Directions under the SEBI Advisory

Prior to the issue of the SEBI Advisory, several listed entities made disclosures under the foregoing provisions, including, disclosures regarding shutdown of operations, and actions taken towards sanitation and safety. However, they did not make qualitative and quantitative disclosures of the financial impact of the pandemic on their business, performance and operations.

Given this, the SEBI Advisory specifically directs entities to disclose the financial impact of the pandemic and provides an illustrative list of required disclosures, which includes information regarding:

  • Impact of the COVID-19 pandemic on the business;
  • Ability to maintain operations, including, the factories/units/office spaces functioning and closed down;
  • Schedule, if any, for restarting the operations;
  • Steps taken to ensure smooth functioning of operations;
  • Estimation of the future impact of COVID-19 on operations;
  • Details of impact of COVID-19 on the entity’s: (i) capital and financial resources; (ii) profitability; (iii) liquidity position; (iv) ability to service debt and other financing arrangements; (v) assets; (vi) internal financial reporting and control; (vii) supply chain; and (viii) demand for its products and services;
  • Existing contracts/agreements where non-fulfillment of the obligations by any party will have a significant impact on the entity’s business; and
  • Other relevant material updates about the listed entity’s business.
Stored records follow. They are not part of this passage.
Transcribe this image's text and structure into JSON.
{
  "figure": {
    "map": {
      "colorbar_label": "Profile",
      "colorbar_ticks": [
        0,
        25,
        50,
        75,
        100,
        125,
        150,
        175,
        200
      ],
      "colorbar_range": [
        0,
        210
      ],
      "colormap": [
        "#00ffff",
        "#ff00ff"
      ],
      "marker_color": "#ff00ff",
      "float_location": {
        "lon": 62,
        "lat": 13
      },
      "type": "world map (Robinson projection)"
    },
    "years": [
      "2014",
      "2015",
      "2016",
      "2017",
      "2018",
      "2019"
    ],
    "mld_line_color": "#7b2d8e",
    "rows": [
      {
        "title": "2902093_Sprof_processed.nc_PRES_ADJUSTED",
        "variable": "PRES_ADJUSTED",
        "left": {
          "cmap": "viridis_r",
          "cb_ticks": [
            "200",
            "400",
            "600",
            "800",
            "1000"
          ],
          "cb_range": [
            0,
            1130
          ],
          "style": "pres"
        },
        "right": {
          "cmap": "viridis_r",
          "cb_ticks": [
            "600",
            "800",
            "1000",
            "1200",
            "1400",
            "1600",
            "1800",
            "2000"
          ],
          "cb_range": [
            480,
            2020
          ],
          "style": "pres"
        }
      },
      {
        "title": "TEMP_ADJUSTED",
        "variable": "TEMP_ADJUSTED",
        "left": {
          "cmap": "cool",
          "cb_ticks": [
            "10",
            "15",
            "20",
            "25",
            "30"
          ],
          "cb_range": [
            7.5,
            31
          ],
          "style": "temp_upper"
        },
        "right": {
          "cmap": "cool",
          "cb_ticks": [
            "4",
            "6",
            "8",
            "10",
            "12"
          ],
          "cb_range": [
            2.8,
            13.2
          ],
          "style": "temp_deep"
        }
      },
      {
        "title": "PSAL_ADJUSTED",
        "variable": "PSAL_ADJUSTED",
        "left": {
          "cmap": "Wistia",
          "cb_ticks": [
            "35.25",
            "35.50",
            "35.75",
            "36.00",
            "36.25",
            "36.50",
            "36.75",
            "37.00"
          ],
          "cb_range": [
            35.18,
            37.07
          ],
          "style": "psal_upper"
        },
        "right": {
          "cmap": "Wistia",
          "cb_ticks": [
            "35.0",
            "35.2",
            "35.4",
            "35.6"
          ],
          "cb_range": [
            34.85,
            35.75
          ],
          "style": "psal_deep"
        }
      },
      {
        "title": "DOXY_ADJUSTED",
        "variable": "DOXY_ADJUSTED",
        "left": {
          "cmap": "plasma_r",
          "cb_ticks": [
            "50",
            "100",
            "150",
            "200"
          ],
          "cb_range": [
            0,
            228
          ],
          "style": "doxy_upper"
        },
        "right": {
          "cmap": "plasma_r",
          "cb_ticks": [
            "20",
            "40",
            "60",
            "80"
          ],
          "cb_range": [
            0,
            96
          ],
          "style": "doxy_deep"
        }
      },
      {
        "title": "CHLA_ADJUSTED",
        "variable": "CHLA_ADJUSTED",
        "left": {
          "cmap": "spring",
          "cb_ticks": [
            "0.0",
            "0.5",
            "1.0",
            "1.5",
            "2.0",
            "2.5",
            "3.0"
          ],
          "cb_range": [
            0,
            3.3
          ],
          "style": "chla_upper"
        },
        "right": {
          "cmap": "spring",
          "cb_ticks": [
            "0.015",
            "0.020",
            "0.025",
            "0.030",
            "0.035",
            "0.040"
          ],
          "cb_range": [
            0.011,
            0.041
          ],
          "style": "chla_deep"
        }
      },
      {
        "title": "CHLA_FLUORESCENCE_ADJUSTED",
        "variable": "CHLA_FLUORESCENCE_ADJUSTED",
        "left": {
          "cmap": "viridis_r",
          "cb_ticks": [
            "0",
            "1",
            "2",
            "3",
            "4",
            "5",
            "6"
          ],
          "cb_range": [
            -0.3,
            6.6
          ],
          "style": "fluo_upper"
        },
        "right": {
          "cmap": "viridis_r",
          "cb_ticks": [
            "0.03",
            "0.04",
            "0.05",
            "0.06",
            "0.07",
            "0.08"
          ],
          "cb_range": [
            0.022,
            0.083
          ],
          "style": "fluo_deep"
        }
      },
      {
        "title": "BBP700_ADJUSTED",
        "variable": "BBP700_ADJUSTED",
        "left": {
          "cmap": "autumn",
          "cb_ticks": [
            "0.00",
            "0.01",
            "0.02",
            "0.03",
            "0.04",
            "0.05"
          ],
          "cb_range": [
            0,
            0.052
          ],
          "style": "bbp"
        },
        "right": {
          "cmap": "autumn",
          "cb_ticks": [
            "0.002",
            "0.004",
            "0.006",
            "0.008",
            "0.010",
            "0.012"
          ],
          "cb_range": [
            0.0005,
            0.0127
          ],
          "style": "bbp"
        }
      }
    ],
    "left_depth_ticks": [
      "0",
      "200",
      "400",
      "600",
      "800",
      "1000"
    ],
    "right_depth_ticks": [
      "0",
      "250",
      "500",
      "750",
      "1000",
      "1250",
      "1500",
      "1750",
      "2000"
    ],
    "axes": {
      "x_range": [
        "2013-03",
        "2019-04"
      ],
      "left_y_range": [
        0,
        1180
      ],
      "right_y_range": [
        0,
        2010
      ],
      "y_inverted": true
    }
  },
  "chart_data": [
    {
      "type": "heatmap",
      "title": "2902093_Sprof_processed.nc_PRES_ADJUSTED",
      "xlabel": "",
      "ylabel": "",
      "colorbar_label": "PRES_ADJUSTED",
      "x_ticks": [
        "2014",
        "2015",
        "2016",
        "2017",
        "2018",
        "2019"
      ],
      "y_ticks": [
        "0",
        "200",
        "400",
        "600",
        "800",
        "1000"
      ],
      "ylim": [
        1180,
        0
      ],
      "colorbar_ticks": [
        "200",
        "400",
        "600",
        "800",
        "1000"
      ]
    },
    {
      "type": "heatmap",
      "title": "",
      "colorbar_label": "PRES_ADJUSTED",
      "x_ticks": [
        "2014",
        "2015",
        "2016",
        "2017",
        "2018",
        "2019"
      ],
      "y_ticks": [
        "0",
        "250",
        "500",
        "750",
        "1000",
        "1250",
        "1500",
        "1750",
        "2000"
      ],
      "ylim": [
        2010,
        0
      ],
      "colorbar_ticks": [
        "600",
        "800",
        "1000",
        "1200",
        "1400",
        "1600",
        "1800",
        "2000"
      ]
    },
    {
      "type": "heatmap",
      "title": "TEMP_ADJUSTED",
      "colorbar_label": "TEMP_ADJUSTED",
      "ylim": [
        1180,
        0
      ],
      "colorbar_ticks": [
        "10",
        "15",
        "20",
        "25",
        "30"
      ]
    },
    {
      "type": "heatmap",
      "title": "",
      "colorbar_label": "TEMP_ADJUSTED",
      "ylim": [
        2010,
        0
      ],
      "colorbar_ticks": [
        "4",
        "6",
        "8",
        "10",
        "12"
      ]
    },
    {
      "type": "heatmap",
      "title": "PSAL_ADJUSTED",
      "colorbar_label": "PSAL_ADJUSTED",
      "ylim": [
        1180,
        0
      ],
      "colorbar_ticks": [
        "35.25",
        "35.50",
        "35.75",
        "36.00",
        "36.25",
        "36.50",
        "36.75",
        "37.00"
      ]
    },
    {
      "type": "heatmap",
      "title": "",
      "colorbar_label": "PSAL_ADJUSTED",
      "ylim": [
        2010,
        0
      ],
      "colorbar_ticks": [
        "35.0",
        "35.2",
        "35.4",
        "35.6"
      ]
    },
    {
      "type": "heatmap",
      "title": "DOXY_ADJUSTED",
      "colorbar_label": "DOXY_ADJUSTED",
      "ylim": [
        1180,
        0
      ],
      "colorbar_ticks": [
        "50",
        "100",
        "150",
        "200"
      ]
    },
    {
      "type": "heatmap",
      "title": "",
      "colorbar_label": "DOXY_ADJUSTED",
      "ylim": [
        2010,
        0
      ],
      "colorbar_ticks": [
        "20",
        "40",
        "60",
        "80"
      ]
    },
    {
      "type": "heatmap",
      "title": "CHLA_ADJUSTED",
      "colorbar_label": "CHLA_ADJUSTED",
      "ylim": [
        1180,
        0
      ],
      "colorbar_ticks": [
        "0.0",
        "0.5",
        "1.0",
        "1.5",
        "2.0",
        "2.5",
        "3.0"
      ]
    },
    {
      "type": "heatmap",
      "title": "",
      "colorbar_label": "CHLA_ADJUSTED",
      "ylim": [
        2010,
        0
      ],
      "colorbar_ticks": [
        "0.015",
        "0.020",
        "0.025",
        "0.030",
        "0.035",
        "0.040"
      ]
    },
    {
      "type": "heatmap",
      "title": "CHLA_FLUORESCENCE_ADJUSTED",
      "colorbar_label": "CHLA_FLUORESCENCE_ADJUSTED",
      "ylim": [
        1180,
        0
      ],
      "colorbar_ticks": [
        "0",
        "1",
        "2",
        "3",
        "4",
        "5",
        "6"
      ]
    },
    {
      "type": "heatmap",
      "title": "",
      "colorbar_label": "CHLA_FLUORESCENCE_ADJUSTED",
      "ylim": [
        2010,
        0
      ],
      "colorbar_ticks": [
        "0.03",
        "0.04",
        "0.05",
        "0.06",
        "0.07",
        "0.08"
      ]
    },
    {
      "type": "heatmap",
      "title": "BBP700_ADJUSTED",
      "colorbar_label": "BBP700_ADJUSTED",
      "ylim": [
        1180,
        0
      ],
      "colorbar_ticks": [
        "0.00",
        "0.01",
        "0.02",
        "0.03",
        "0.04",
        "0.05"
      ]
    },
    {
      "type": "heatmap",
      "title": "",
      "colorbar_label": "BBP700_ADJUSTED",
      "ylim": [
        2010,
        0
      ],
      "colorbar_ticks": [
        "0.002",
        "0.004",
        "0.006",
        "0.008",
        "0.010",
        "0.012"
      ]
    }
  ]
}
Additionally, the SEBI Advisory requires listed entities to provide regular updates of material developments to ensure the availability of continuous information about the financial impact of the pandemic on an entity’s operations. In addition, it encourages entities to include the relevant information in their financial statements required to be submitted to the SEBI under Regulation 33 of the LODR. Furthermore, it discourages entities from resorting to selective disclosures.

Impact of the SEBI Advisory

Several listed entities have made disclosures regarding the impact of the COVID-19 pandemic since the issue of the SEBI Advisory. However, press reports suggest that while most entities have complied with the procedural requirements, entities have failed to follow the spirit and intent of the SEBI Advisory. Coupled with the SEBI’s lack of enforcement of these requirements, subsequent events have caused the SEBI Advisory to become a toothless measure.

For instance, several entities have chosen to focus on the short-term impact without disclosing the long-term effects of the pandemic. A number of entities have failed to disclose the impact on key factors such as cash flow, manufacturing and supply chain models, inventories, debt levels and profitability. Instead, entities have issued vague statements in respect of the impact, including, statements highlighting their commitment to: (i) reduce costs; (ii) continuously monitor operations, and internal and external information; and (iii) increase operating profits. In other cases, entities merely disclosed that the ongoing events have had an impact on their plants, equipment, assets, inventories and trade receivables without detailing the extent of the impact.

Conclusion

The SEBI has correctly identified the need for listed entities to provide material information regarding the financial impact of the COVID-19 pandemic to market participants. However, the events which have taken place since the issue of the SEBI Advisory suggest that, both, the SEBI and listed entities, are treating the SEBI Advisory as a mere procedural formality. Given this, there continues to be a large gap in the material information available to investors regarding listed entities’ financials.

As such, in our view, the SEBI should contemplate initiating proceedings, similar to the SEC’s action in the US against Cheesecake Factory Incorporated, to underscore the importance of COVID-19 disclosures and to compel listed entities to make appropriate disclosures or revise existing ones depending on business dynamics. Only then will market participants understand the state of the business in any entity and whether things are being brushed under a carpet.